Людочка опасливо передернула плечами - впервые слышала, чтобы Кольку звали Вонючкой, страх свой преодолеть не смогла и, отвернувшись, молча потянула на себя твердую, обшитую кожей скобку, открывая дверь. Ей было не только страшно, но и обидно: какой-то рыжий пряник вмешивается в их планы, рушит воскресный отдых. А они с Колькой везли с собою на берег реки две бутылки шампанского в холодильной сумке... И главное - этот тип называет Кольку Вонючкой. Это что же выходит, у Кольки - новая кличка? Он больше не Ясновельможный Пан?
Рыжий таракан выговаривал Кольке минут двадцать, потом сел в свой роскошный джип и освободил дорогу. Следом за серебристым джипом помчался еще один джип, в котором находились четыре парня со стрижеными затылками и бицепсами, тугими буграми проступающими сквозь кожу курток. Ни Колька, ни Людочка не обратили внимание, что джип этот очень умело, профессионально страховал рыжего таракана, и если бы Колька вздумал удрать, он бы легко перекрыл Колькиному "мерседесу" выезд.
Людочка потом каждый раз зябко передергивала плечами, вспоминая неприятного рыжего человека...
И вот этот человек, похоже, возник вновь.
– Он тебя запомнил в лицо, - шепотом произнес Колька, - у него глаз, как фотоаппарат: один раз ему достаточно посмотреть, чтобы потом помнить всю жизнь. Это страшный человек. Тебе от него не уйти, - Колька часто и устало задышал, - и мне не уйти. Поэтому пока никуда не выходи из дома.
Людочка застонала, вновь кинулась в свою комнату, памятную еще по далекому детству, выплакалась в подушку и вышла к мужу спокойная, с пустотой внутри: поняла, что с Колькой ей плохо жить, но без Кольки будет еще хуже. Во всяком случае, пока ситуация не рассосется, держаться надо Кольки. А там будет видно.
Колька часа полтора втолковывал теще: пожалуйста, никому ни слова, ни даже полсловечка про то, что они с Людкой приехали - ни единому человеку. Ни по телефону, ни в личной беседе. Ни соседкам-кумушкам, ни родственникам своим, ни главе городской администрации.

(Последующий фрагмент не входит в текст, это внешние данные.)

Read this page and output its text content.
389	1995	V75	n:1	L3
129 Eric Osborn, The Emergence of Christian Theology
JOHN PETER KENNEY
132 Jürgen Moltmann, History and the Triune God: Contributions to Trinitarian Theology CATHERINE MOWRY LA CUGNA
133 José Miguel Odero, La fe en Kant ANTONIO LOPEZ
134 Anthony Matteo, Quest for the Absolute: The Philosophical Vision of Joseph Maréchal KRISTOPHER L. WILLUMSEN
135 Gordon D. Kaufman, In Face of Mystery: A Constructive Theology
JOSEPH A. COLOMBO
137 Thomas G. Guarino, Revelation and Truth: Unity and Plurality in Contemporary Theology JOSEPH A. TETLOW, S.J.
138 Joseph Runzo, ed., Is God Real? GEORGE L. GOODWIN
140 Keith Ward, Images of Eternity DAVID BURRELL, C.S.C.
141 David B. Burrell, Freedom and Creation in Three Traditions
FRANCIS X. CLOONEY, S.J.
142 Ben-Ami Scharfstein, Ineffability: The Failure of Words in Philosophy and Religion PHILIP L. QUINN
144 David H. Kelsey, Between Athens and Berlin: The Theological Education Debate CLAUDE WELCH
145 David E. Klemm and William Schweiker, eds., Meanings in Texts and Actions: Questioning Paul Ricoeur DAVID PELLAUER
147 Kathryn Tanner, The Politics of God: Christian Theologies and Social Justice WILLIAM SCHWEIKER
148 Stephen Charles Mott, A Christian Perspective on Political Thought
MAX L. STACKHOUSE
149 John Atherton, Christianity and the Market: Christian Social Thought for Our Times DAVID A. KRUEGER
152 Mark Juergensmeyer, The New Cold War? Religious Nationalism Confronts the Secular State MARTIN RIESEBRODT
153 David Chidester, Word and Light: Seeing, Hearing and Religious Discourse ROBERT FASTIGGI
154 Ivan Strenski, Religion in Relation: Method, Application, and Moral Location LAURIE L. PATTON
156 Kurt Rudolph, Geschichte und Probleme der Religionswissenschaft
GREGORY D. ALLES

Теща делала большие глаза и понимающе кивала мелкозавитой крашеной головой: к старости она не только начала играть в аристократку, выискивая в себе графские корни, но и стала молодиться.
– Все понятно, маман?
– спросил Колька и вздохнул облегченно: наконец-то ему удалось вразумить не только жену свою дуреху, но и тещу. Через три дня раздался телефонный звонок. Теща подняла трубку и пропела в нее томно, расслабленным меццо-сопрано:
– Ал-ло-о-о!
Очень вежливый, очень аристократический голос, которому никак нельзя было отказать, попросил подозвать к телефону Николая Ильича Панкова - вот так, очень достойно и важно, по имени-отчеству, - теща, разом забыв о Колькиных предупреждениях, пропела на всю квартиру:
– Коля, тебя к телефону!
Колька побелел и смачно захлопал ртом, будто туда налили кипятка. Замахал на тещу рукой:
– Повесь трубку! Повесь трубку, дура!
Теща сделала непонимающее лицо:
– А что такое? Напрасно! Может, это тебе с работы звонят, Николай! Такой интеллигентный голос...
– И лишь потом повесила трубку.
Колька спешно засобирался - надо было выгонять "копейку" и мчаться отсюда куда глаза глядят, но не успел - выглянул за штору и невольно присел на корточки: во дворе дома, прямо под тещиными окнами, стояли два джипа, окруженные компанией людей с бритыми затылками и накачанными литыми фигурами. Руководил ими веселый рыжий демон в темных очках. Колька понял, что прорваться ему не дадут. Он заплакал.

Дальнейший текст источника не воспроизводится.